Hay historias que están escritas para vivirse hasta la agonía. Así le gustó al Guerrero estar en la disputa del título y buscar la revancha de la Concachampions ante Monterrey.
Oribe, ese chico oriundo de Torreón, le dio vida a su pueblo, lo tiene ilusionado y desbordado de júbilo. Sus brazos extendidos, su celebración ante unos laguneros que no cabían en sí, hizo vibrar como nunca la Ciudad de los Grandes Esfuerzos.
Un disparo letal, hizo el empate más celebrado en mucho tiempo en la flamante “Casa del Dolor Ajeno”. A celebrar todos, toda la noche, toda la mañana y a buscar continuar con el sueño de obtener la cuarta corona en la historia santista.
Cuando todo parecía indicar que los Tigres se salían con la suya, de que Ricardo Ferretti se había encargado de despedazarlos a su estilo, vino el “Cepillo”, como esos delanteros de grandeza, de estirpe legendaria para sacar avante a su equipo cuando menos lo esperaba.

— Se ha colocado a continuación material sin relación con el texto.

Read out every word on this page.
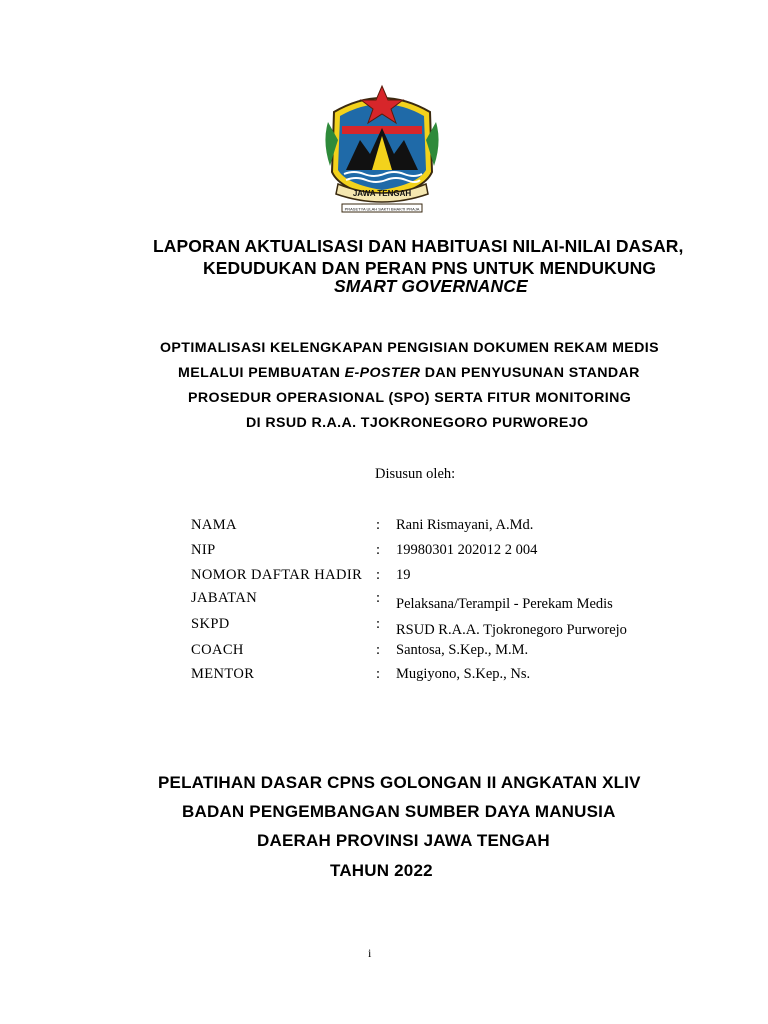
JAWA TENGAH
PRASETYA ULAH SAKTI BHAKTI PRAJA
LAPORAN AKTUALISASI DAN HABITUASI NILAI-NILAI DASAR,
KEDUDUKAN DAN PERAN PNS UNTUK MENDUKUNG
SMART GOVERNANCE
OPTIMALISASI KELENGKAPAN PENGISIAN DOKUMEN REKAM MEDIS
MELALUI PEMBUATAN E-POSTER DAN PENYUSUNAN STANDAR
PROSEDUR OPERASIONAL (SPO) SERTA FITUR MONITORING
DI RSUD R.A.A. TJOKRONEGORO PURWOREJO
Disusun oleh:
NAMA	: Rani Rismayani, A.Md.
NIP	: 19980301 202012 2 004
NOMOR DAFTAR HADIR : 19
JABATAN	: Pelaksana/Terampil - Perekam Medis
SKPD	: RSUD R.A.A. Tjokronegoro Purworejo
COACH	: Santosa, S.Kep., M.M.
MENTOR	: Mugiyono, S.Kep., Ns.
PELATIHAN DASAR CPNS GOLONGAN II ANGKATAN XLIV
BADAN PENGEMBANGAN SUMBER DAYA MANUSIA
DAERAH PROVINSI JAWA TENGAH
TAHUN 2022
i
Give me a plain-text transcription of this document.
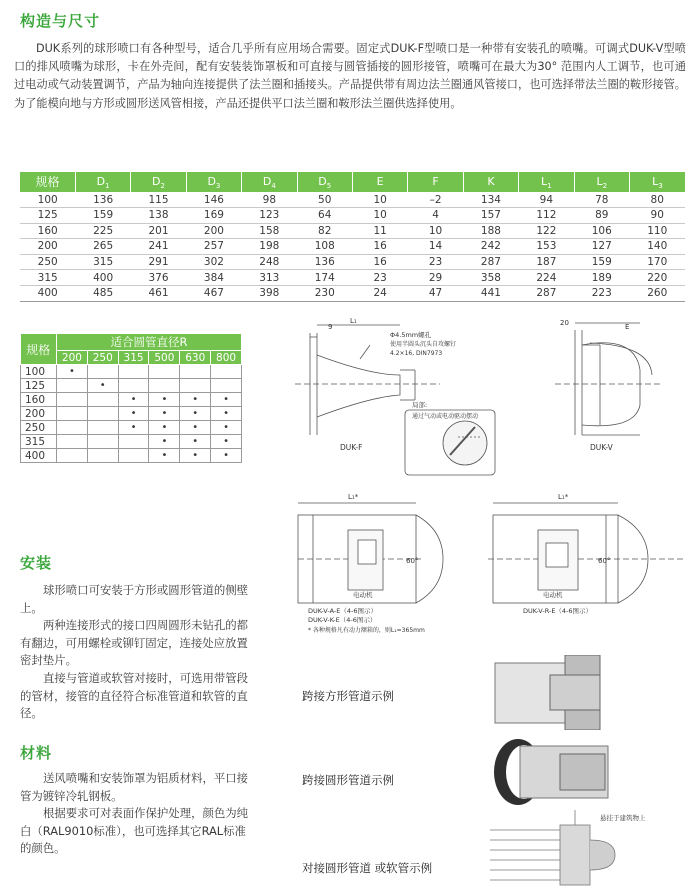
构造与尺寸
DUK系列的球形喷口有各种型号，适合几乎所有应用场合需要。固定式DUK-F型喷口是一种带有安装孔的喷嘴。可调式DUK-V型喷口的排风喷嘴为球形，卡在外壳间，配有安装装饰罩板和可直接与圆管插接的圆形接管，喷嘴可在最大为30° 范围内人工调节，也可通过电动或气动装置调节，产品为轴向连接提供了法兰圈和插接头。产品提供带有周边法兰圈通风管接口，也可选择带法兰圈的鞍形接管。为了能模向地与方形或圆形送风管相接，产品还提供平口法兰圈和鞍形法兰圈供选择使用。
规格	$D_1$	$D_2$	$D_3$	$D_4$	$D_5$	E	F	K	$L_1$	$L_2$	$L_3$
100	136	115	146	98	50	10	–2	134	94	78	80
125	159	138	169	123	64	10	4	157	112	89	90
160	225	201	200	158	82	11	10	188	122	106	110
200	265	241	257	198	108	16	14	242	153	127	140
250	315	291	302	248	136	16	23	287	187	159	170
315	400	376	384	313	174	23	29	358	224	189	220
400	485	461	467	398	230	24	47	441	287	223	260
规格	适合圆管直径R					
	200	250	315	500	630	800
100	•					
125		•				
160			•	•	•	•
200			•	•	•	•
250			•	•	•	•
315				•	•	•
400				•	•	•
9
L₁	20	E
DUK-F	DUK-V
Φ4.5mm螺孔
使用半圆头沉头自攻螺钉
4.2×16, DIN7973
局部:
通过气动或电动驱动摆动
L₁*	L₁*
60°	60°
电动机	电动机
DUK-V-A-E（4-6图示）
DUK-V-K-E（4-6图示）
* 各种规格凡有动力额箱的，则L₁=365mm
DUK-V-R-E（4-6图示）
安装

球形喷口可安装于方形或圆形管道的侧壁上。

两种连接形式的接口四周圆形未钻孔的都有翻边，可用螺栓或铆钉固定，连接处应放置密封垫片。

直接与管道或软管对接时，可选用带管段的管材，接管的直径符合标准管道和软管的直径。

材料

送风喷嘴和安装饰罩为铝质材料，平口接管为镀锌冷轧钢板。

根据要求可对表面作保护处理，颜色为纯白（RAL9010标准），也可选择其它RAL标准的颜色。

跨接方形管道示例
跨接圆形管道示例
悬挂于建筑物上
对接圆形管道 或软管示例
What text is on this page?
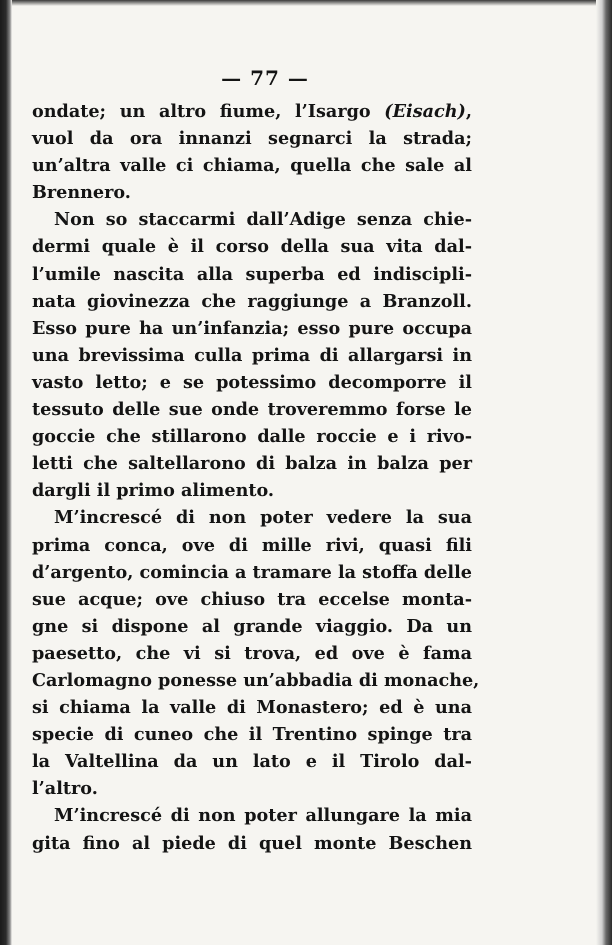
— 77 —
ondate; un altro fiume, l’Isargo (Eisach),
vuol da ora innanzi segnarci la strada;
un’altra valle ci chiama, quella che sale al
Brennero.
Non so staccarmi dall’Adige senza chie-
dermi quale è il corso della sua vita dal-
l’umile nascita alla superba ed indiscipli-
nata giovinezza che raggiunge a Branzoll.
Esso pure ha un’infanzia; esso pure occupa
una brevissima culla prima di allargarsi in
vasto letto; e se potessimo decomporre il
tessuto delle sue onde troveremmo forse le
goccie che stillarono dalle roccie e i rivo-
letti che saltellarono di balza in balza per
dargli il primo alimento.
M’increscé di non poter vedere la sua
prima conca, ove di mille rivi, quasi fili
d’argento, comincia a tramare la stoffa delle
sue acque; ove chiuso tra eccelse monta-
gne si dispone al grande viaggio. Da un
paesetto, che vi si trova, ed ove è fama
Carlomagno ponesse un’abbadia di monache,
si chiama la valle di Monastero; ed è una
specie di cuneo che il Trentino spinge tra
la Valtellina da un lato e il Tirolo dal-
l’altro.
M’increscé di non poter allungare la mia
gita fino al piede di quel monte Beschen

Primero con un cabezazo para resucitar a un estadio que ya estaba silenciado. Hizo el descuento, luego de que dos goles de Héctor Mancilla habían puesto contra la pared 86 minutos a los laguneros. El chileno parecía haber dictado la sentencia de un juego que dominaron los felinos hasta que apareció Oribe.
Ese descuento fue el elixir de la hazaña. El pueblo coahuilense ya se daba por eliminado, sentía probar de nuevo la caída de su equipo a manos de un rival que prefirió el contragolpe una vez que se supo en ventaja.
Pero un Guerrero nunca muere. Con el 2-1 y apenas unos segundos más para revertir la descalificación, Santos pudo y pudo con su mejor hombre, con el que ahora encabezó una gesta inolvidable para el estadio Corona.
“Santos, Santos, Santos”, estalló el coso albiverde una vez que Marco Antonio Rodríguez dio el silbatazo final.
Se apagaron parte de las luces, el Territorio Santos Modelo (TSM) se quedó a media luz para vivir el romance que reventaban los gritos de emoción del público. Fue un idilio interminable, el equipo de Benjamín Galindo festejó desbordado, como si el título lo hubieran conseguido anoche y puede ser que así sea.
“Y dónde está, y dónde están, esos Tigres que nos iban a ganar”, era el grito unánime. “Santos, campeón”, ya se reclama.
Las hazañas existen, Oribe Peralta escribió una. Su sonrisa inacabable es la de todo Torreón que ahora espera a Rayados para victimar al “Rey Midas”, Víctor Manuel Vucetich, por primera vez en una final.
Nada fácil, pero los sueños están para cumplirse. Basta un Cepillo inspirado para lograrlos.